America's spy agencies need more money, a sleeker bureaucratic structure, fluent Arabic speakers and a host of other reforms and gimmicks to protect the United States and its allies from harm. Add one more urgent need: a sense of proportion.

In substance and style, the exposure of the "extraordinary rendition" -- Bush-era legalese for kidnapping -- of a radical Egyptian cleric off a Milan street in 2003 reveals a crushing inability by higher-ups here to ask and answer sensibly this question: Is this covert act really worth the likely consequences?

It certainly seemed worth it to the spies who lived in five-star luxury hotels while setting up the snatch -- and briefly afterward to rest up, it seems -- as long as the operation was never discovered and publicized. I hear the Hotel Principe di Savoia in Milan makes an unforgettable cappuccino.

But their incredibly sloppy tradecraft in bundling Hassan Mustafa Osama Nasr onto a CIA-chartered jet and flying him to Cairo for interrogation virtually guaranteed that the operation would surface and be used against the United States and -- more consequentially -- against Italian Prime Minister Silvio Berlusconi, one of President Bush's staunchest allies in the war on terrorism.

In the "timing is everything" department, Berlusconi announced Wednesday that he would seek reelection next year, only to be hit on Thursday with a Post exclusive quoting unnamed "CIA veterans" asserting that the Italian government was in on the operation all along.

The story goaded a tardy, unconvincing denial from Rome of any involvement in the grab. But the earlier total silence from Berlusconi's office and its now overtaken orders to Italian officials not to discuss the matter publicly lend substantial weight to the account of the "veterans."

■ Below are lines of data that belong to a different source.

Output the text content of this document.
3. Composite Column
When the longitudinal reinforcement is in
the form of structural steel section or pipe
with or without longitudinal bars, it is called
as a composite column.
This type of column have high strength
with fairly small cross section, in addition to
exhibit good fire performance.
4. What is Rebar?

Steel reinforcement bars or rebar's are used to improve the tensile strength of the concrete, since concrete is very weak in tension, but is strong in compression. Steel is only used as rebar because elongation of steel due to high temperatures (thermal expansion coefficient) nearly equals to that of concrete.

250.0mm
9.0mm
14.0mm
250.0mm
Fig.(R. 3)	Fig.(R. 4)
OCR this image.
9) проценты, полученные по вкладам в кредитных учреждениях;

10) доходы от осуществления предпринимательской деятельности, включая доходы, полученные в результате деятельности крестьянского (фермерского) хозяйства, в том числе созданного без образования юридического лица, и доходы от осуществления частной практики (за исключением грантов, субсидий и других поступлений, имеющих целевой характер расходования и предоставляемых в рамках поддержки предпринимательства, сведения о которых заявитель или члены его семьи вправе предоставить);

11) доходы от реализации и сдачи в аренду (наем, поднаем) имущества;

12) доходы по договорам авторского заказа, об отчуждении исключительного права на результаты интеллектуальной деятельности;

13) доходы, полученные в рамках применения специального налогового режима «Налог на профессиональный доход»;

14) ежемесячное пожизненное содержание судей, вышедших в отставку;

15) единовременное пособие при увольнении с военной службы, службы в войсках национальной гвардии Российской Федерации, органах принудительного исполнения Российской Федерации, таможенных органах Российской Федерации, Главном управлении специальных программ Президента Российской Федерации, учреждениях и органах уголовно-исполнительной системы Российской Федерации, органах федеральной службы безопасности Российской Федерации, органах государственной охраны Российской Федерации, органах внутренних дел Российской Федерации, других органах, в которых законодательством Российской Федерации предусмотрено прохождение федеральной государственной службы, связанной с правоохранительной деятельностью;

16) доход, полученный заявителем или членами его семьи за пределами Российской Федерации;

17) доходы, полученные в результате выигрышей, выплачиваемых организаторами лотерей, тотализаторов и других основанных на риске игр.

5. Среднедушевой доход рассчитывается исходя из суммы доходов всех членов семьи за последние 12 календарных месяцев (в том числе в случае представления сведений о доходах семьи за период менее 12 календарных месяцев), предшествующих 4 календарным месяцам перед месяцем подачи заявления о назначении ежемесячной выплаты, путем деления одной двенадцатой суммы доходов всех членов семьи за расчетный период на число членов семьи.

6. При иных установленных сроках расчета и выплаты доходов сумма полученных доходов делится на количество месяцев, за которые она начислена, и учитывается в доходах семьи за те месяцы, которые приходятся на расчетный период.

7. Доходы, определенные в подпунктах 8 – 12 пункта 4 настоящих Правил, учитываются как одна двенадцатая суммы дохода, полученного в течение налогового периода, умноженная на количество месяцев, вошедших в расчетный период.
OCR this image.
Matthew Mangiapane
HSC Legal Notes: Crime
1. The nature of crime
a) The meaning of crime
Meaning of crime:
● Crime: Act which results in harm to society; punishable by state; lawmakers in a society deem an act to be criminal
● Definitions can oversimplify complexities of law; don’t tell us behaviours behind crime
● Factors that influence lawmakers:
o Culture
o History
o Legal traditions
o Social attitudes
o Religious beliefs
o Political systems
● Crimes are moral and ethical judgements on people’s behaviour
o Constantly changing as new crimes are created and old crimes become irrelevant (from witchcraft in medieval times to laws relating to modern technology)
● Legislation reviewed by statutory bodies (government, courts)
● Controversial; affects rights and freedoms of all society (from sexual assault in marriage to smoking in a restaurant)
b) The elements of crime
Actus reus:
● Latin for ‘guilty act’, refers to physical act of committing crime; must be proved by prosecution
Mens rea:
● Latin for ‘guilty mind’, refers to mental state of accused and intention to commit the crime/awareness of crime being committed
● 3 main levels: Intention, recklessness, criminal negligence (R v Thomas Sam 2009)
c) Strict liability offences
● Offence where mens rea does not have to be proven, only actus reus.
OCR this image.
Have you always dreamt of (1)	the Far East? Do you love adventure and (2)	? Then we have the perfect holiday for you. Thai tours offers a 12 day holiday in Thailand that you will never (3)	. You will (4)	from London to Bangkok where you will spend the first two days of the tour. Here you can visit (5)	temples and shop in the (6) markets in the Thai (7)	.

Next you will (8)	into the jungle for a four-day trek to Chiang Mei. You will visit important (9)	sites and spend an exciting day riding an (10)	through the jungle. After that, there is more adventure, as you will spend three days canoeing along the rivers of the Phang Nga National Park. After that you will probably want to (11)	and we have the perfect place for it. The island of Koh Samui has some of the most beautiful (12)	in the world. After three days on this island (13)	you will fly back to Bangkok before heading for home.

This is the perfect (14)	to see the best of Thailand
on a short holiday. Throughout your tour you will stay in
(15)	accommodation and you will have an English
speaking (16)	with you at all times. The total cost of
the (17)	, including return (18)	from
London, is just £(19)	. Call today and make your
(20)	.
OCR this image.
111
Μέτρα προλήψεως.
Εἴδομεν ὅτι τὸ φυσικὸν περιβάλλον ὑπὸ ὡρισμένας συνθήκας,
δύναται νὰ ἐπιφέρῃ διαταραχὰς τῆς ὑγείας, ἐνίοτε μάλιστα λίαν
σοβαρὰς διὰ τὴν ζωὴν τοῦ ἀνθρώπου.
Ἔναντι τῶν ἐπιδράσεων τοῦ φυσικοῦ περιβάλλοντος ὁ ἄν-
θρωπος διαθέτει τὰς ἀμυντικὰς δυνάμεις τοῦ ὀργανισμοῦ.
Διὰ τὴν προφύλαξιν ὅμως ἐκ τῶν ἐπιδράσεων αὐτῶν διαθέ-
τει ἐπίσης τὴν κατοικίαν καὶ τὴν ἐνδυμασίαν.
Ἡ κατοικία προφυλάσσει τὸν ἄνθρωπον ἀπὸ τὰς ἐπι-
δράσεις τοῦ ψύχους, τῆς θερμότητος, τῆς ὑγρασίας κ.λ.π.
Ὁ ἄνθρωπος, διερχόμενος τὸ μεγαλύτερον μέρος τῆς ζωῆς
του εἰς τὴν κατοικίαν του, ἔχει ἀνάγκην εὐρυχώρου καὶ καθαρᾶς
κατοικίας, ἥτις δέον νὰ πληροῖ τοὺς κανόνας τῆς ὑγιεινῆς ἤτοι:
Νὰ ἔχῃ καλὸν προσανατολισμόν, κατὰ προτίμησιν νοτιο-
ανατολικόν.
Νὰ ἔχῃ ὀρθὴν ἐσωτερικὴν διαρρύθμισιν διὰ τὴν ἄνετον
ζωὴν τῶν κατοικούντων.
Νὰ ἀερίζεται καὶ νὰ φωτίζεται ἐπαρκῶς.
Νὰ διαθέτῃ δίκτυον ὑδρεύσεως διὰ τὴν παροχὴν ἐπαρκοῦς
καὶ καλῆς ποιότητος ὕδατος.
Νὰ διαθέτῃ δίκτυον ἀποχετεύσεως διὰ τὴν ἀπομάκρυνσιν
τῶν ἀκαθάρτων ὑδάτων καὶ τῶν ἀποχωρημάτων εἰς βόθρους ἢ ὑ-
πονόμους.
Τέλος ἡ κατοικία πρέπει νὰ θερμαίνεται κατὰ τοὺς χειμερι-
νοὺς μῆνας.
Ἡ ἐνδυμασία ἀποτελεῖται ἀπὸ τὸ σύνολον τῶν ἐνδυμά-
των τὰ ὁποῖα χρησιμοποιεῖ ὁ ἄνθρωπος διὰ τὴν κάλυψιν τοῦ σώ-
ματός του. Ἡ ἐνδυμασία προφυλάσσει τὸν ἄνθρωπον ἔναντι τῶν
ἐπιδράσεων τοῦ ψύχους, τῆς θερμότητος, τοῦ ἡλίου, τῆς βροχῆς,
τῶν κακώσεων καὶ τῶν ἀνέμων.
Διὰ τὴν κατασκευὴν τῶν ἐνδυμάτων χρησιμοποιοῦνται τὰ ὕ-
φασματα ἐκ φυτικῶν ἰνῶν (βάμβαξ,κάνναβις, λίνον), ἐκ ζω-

The quickness of CIA officials to give up sources makes reporters Judith Miller and Matt Cooper look even more heroic for stubbornly resisting the disclosure of theirs to another overzealous, judgment-impaired official, special prosecutor Patrick Fitzgerald. Cooper and Miller opposed Thursday's decision by Time Inc. to give some documents to Fitzgerald.

Unlike those two journalists, the "veterans" rushed to break a CIA pledge to the Italians never to confirm the incident if it became public -- which it did on June 23 when an Italian magistrate issued arrest warrants for 13 U.S. intelligence agents.

Berlusconi, like other foreign leaders who cooperate intimately with the Bush administration, will have to fend for himself against this embarrassment, which comes after one of his own ace secret operatives was killed in a tragic error by U.S. troops in Iraq. The Italian magistrates -- who have long been convinced that their national chief is a crook -- will make sure the kidnapping story does not go away.

Americans should focus on what this incident reveals about the lack of effective restraints and review placed by the Bush administration on covert operations. To paraphrase Lord Acton, absolute secrecy corrupts absolutely.

This gung-ho administration has elevated secrecy to a positive end in itself, an attitude that gives extraordinary license to spooks, knuckle- draggers and other contract employees of the agency to exceed the normal limits of lying, cheating and breaking other countries' laws.

Knuckle-draggers? It is, I gather, a term of art for a growing number of contract employees who accompany full-time CIA agents on risky missions and who have greater latitude to get physical if need be. The descriptions of the Milan operation suggest that some such outsourcing occurred there.

This is not to say that physicality is not at times required in vital operations, or that renditions should be automatically removed from the kit bag of U.S. foreign policy. The Bush team did not invent rendition. It was inherited and reauthorized by Bill Clinton in a 1995 policy directive and used more extensively during his administration than is generally recognized.

But a look at 18 confirmed renditions from 1987 to 2001 that are documented in FBI, Government Accountability Office and other public records provides an immediate understanding in almost all those cases of why they were ordered, and of the value they held for law enforcement and national security purposes.

The available facts about the abduction in broad daylight of the cleric Nasr, who is still missing, do not provide such prima-facie reassurance -- especially when weighed against the now-apparent costs.

In the current climate of secrecy and fear, there will be no limits on such damaging behavior unless Bush and his new director of national intelligence, John Negroponte, clearly establish them. If they do not, then Congress should. Even a war on terrorism needs to take into account the words spoken by Talleyrand two centuries ago: Above all, not too much zeal.